Fort Niobrara National Wildlife Refuge

Quick Facts

Fort Niobrara National Wildlife Refuge


(402) 376-3789

Map Directions

Things To Do


Fort Niobrara National Wildlife Refuge (NWR) is 19,131 acres in size and located 4 miles east of Valentine along the Niobrara River in north-central Nebraska. Fort Niobrara NWR was established by Executive Order in January 1912 as a "preserve and breeding ground for native birds." Its purpose was expanded later that same year to include the preservation of bison and elk herds representative of those that once roamed the Great Plains.

Approximately 350 head of buffalo, 70 head of elk, a prairie dog town, and deer can be found on the Refuge. The rolling sandhills and breaks along the Niobrara River canyon are home to a great variety of wildlife. In the winter, bald and golden eagles can be seen along the river. Wild turkeys are spotted among the birch, burr oak, and Ponderosa pine. The unusual and unique assemblage of plant communities currently present on the Refuge, including sandhills prairie, mixed prairie, Rocky Mountain coniferous forest, eastern deciduous forest, and northern boreal forest, supports a rich diversity of wildlife largely unchanged from pre-settlement times.

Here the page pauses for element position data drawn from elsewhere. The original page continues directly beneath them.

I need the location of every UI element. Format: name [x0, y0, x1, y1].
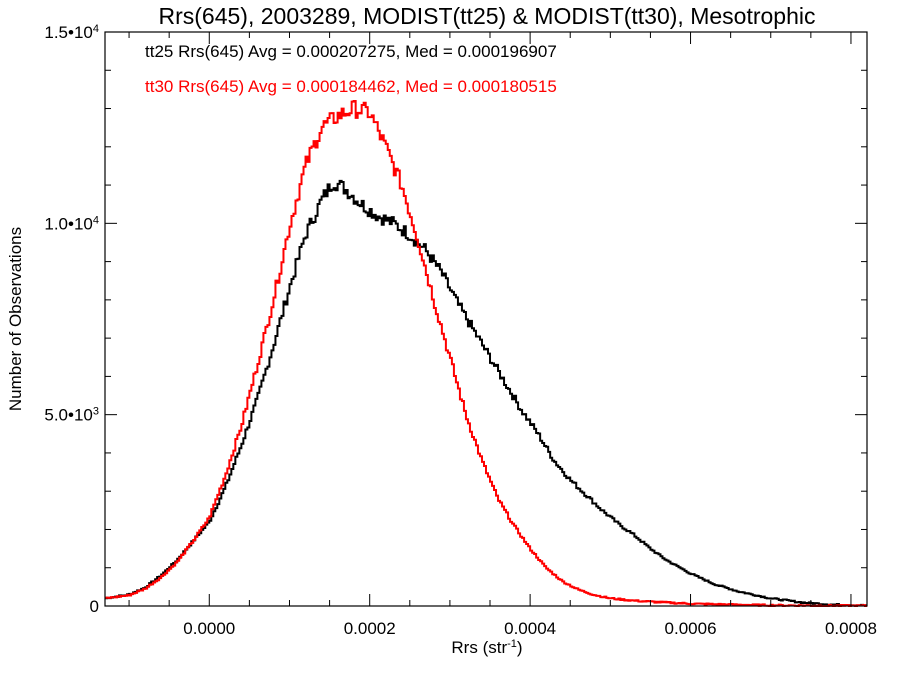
y-axis-label: Number of Observations: [6, 227, 25, 411]
y-tick-label-main: 1.0•10: [44, 214, 93, 233]
x-tick-label: 0.0006: [665, 619, 717, 638]
histogram-series-tt30: [105, 99, 867, 607]
annotation-tt25: tt25 Rrs(645) Avg = 0.000207275, Med = 0…: [145, 42, 557, 61]
x-axis-label-main: Rrs (str: [451, 638, 507, 657]
x-tick-label: 0.0004: [504, 619, 556, 638]
x-tick-label: 0.0000: [183, 619, 235, 638]
y-tick-label: 1.5•104: [44, 23, 99, 42]
y-tick-label: 1.0•104: [44, 214, 99, 233]
y-tick-label-main: 5.0•10: [44, 406, 93, 425]
series-layer: [105, 99, 867, 607]
annotation-tt30: tt30 Rrs(645) Avg = 0.000184462, Med = 0…: [145, 77, 557, 96]
y-tick-label-main: 0: [90, 597, 99, 616]
ticks-layer: 0.0000 0.0002 0.0004 0.0006 0.0008 0 5.0•103 1.…: [44, 23, 877, 638]
chart-title: Rrs(645), 2003289, MODIST(tt25) & MODIST…: [159, 3, 816, 29]
y-tick-label-sup: 4: [93, 23, 99, 35]
y-tick-label-main: 1.5•10: [44, 23, 93, 42]
x-axis-label-sup: -1: [507, 638, 517, 650]
x-axis-label: Rrs (str-1): [451, 638, 522, 657]
y-tick-label: 0: [90, 597, 99, 616]
x-tick-label: 0.0002: [344, 619, 396, 638]
x-tick-label: 0.0008: [825, 619, 877, 638]
histogram-series-tt25: [105, 179, 867, 607]
x-axis-label-end: ): [517, 638, 523, 657]
plot-frame: [104, 31, 868, 607]
y-tick-label: 5.0•103: [44, 406, 99, 425]
y-tick-label-sup: 4: [93, 214, 99, 226]
y-tick-label-sup: 3: [93, 406, 99, 418]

The Refuge offers many activities for visitors. Bison, elk, deer, and prairie dogs can be seen along the wildlife drive at all times of the year. Interpretive displays at the visitor center explore the history and ecology of the area. Hiking trails lead to Fort Falls and, for the more adventurous, into the Niobrara River Wilderness Area. Canoeing or tubing through the Refuge down the Niobrara River is a popular activity.

Map of Fort Niobrara NWR

Latitude, Longitude: 42.880000, -100.450627



  • Boating

    The more adventurous visitor can enjoy the Fort Niobrara Wilderness Area on foot or by floating the Niobrara River.Allow 2-4 hours for a float trip through the Refuge.To help offset the costs of providing visitor services, a small fee is charged for each watercraft launching on Fort Niobrara NWR. Private outfitters in the area rent watercraft and provide shuttle services.

  • Auto/Motorcycle

    A 3.5-mile, self-guided auto tour route starts near the visitor center and provides the opportunity to view bison, elk, prairie dogs, and other natural and historic points of interest. At stop number 13, an accessible observation deck overlooks the scenic Niobrara River corridor.

  • Hiking

    An arduous, ¾-mile nature trail descends from the overlook to the base of Fort Falls, and then continues to the river before circling back up to the top of the canyon.

  • Historic Sites

    The land and water of Fort Niobrara NWR have sustained a rich diversity of wildlife for thousands of years. Fossils from more than 20 extinct mammal species, including the long-jawed mastodon, giant bison, and three-toed horse, have been unearthed on the Refuge. These animals roamed the area from 13 million years ago through the last ice age, about 12,000 years ago.

    As the nation's frontier moved westward in the late 1800s, market hunting and habitat loss caused once plentiful wildlife to decline dramatically. Bison nearly became extinct. Native Americans were moved onto reservations. Fort Niobrara Military Reservation was established in 1879 to keep peace between the settlers and the Sioux Indians and to control cattle rustlers and horse thieves. During its 27 years of existence, Fort Niobrara was a quiet place, the soldiers fought no battles, but were kept busy maintaining the fort and drilling. The fort was abandoned in 1906 and made into a remount station for the cavalry. By 1912 even this activity was discontinued and the fort dismantled. All that remains is one building (the red barn), old foundations, and earth works. The army closed the fort in 1906 but used it to supply fresh horses for the calvary until 1911.



Fort Niobrara NWR is located about 5 miles east of Valentine, Nebraska, on U.S. Highway 12. The visitor center is about 18 miles from the Refuge entrance. Various directional signs are located along the route.